Galavar  « gourmand (& non groumand), glouton, goulu; tous les trois mangent avec excès » écrit l’abbé de Sauvages en 1756. Un fidèle visiteur  m’écrit:

Robert, n’ayant pas trouvé le mot « galavar » dans ton site, je te raconte ce que me disait ma grand-mère quand j’étais gamin, et que je me précipitais sur les friandises ou les gâteaux: – Tu es un galavar, ce qui voulait dire un gourmand un peu goinfre.
En vieillissant, on devient moins galavar, car on apprend à apprécier les bonnes choses et on prend son temps pour les déguster….

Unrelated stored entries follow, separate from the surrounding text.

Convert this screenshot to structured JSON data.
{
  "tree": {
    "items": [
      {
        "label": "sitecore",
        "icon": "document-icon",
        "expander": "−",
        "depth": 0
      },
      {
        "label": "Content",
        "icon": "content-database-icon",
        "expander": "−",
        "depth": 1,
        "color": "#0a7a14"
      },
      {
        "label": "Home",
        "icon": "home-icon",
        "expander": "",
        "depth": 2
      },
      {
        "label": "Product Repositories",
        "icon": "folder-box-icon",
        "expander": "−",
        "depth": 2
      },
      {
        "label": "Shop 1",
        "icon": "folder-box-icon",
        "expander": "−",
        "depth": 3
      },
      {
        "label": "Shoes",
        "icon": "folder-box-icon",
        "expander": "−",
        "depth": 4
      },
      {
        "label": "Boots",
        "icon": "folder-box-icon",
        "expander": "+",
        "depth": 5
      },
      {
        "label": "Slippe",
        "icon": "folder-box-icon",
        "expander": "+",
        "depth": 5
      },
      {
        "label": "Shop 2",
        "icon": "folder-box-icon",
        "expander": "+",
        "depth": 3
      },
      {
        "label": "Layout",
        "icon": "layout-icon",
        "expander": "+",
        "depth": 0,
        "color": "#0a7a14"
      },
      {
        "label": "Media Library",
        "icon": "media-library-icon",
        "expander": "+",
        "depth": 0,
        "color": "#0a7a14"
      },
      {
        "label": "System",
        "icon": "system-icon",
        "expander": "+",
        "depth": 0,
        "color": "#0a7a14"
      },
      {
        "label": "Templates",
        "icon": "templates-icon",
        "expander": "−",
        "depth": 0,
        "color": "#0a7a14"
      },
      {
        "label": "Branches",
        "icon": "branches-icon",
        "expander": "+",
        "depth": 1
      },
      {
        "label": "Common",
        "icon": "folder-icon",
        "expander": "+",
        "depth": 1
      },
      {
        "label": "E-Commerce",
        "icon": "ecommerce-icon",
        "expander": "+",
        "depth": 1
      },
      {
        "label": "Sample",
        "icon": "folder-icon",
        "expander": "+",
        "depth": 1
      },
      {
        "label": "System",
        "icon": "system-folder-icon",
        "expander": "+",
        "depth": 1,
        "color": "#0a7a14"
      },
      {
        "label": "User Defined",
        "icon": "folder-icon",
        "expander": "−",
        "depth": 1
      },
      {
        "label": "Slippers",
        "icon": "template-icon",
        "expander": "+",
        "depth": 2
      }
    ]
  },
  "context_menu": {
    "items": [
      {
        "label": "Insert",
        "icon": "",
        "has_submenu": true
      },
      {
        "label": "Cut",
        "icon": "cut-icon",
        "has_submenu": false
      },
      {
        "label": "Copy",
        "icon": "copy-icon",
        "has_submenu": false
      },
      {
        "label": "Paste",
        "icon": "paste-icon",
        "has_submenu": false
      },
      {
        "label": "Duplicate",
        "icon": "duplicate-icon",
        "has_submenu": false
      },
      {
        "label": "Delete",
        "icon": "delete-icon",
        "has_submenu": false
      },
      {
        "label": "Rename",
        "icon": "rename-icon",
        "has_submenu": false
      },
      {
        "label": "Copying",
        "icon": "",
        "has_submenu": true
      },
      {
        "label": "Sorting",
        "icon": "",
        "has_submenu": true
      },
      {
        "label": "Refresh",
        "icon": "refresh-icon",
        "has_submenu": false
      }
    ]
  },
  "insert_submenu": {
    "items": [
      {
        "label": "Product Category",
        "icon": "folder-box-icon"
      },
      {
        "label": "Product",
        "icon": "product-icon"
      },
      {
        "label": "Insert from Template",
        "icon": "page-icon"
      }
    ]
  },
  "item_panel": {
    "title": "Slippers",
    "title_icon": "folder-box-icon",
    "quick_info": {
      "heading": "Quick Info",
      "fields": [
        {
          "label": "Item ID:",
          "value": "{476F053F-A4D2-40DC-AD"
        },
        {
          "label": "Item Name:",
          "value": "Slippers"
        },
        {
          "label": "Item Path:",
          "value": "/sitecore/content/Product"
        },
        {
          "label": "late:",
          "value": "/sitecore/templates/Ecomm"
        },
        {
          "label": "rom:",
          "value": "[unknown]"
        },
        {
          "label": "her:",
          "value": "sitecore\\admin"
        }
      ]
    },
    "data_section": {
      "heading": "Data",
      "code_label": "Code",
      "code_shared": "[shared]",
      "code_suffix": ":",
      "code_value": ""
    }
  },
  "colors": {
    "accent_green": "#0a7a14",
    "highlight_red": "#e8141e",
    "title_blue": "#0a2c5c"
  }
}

Galavar, galavard se trouve en franco-provençal et en occitan  dans la partie provençale et languedocienne jusqu’à Castres; il y une attestation en béarnais galabar  avec le sens « gros gaillard ». En franco-provençal le sens est plutôt péjoratif : « fainéant, dissolu, tapageur », à Lyon « vaurien, vagabond ». A Die on a créé le dérivé galavardise « fainéantise ».

La première attestation date de 1356 dans un texte écrit à Castres, mais le sens de ce  galavart  est « boudin » , sens conservé à  Pézenas et Puisserguier jusqu’aux temps modernes.

D’après le FEW,  galavar  fait partie d’une très,très  grande famille de mots d’origine franque wala « bon », attesté en ancien néerlandais  wal, wel « bon, bien », dont est dérivé un verbe en ancien français galer « s’amuser, mener joyeuse vie », en occitan moderne  se galar  « se réjouir ».  Le sens de galavar  va bien avec celui de ce verbe.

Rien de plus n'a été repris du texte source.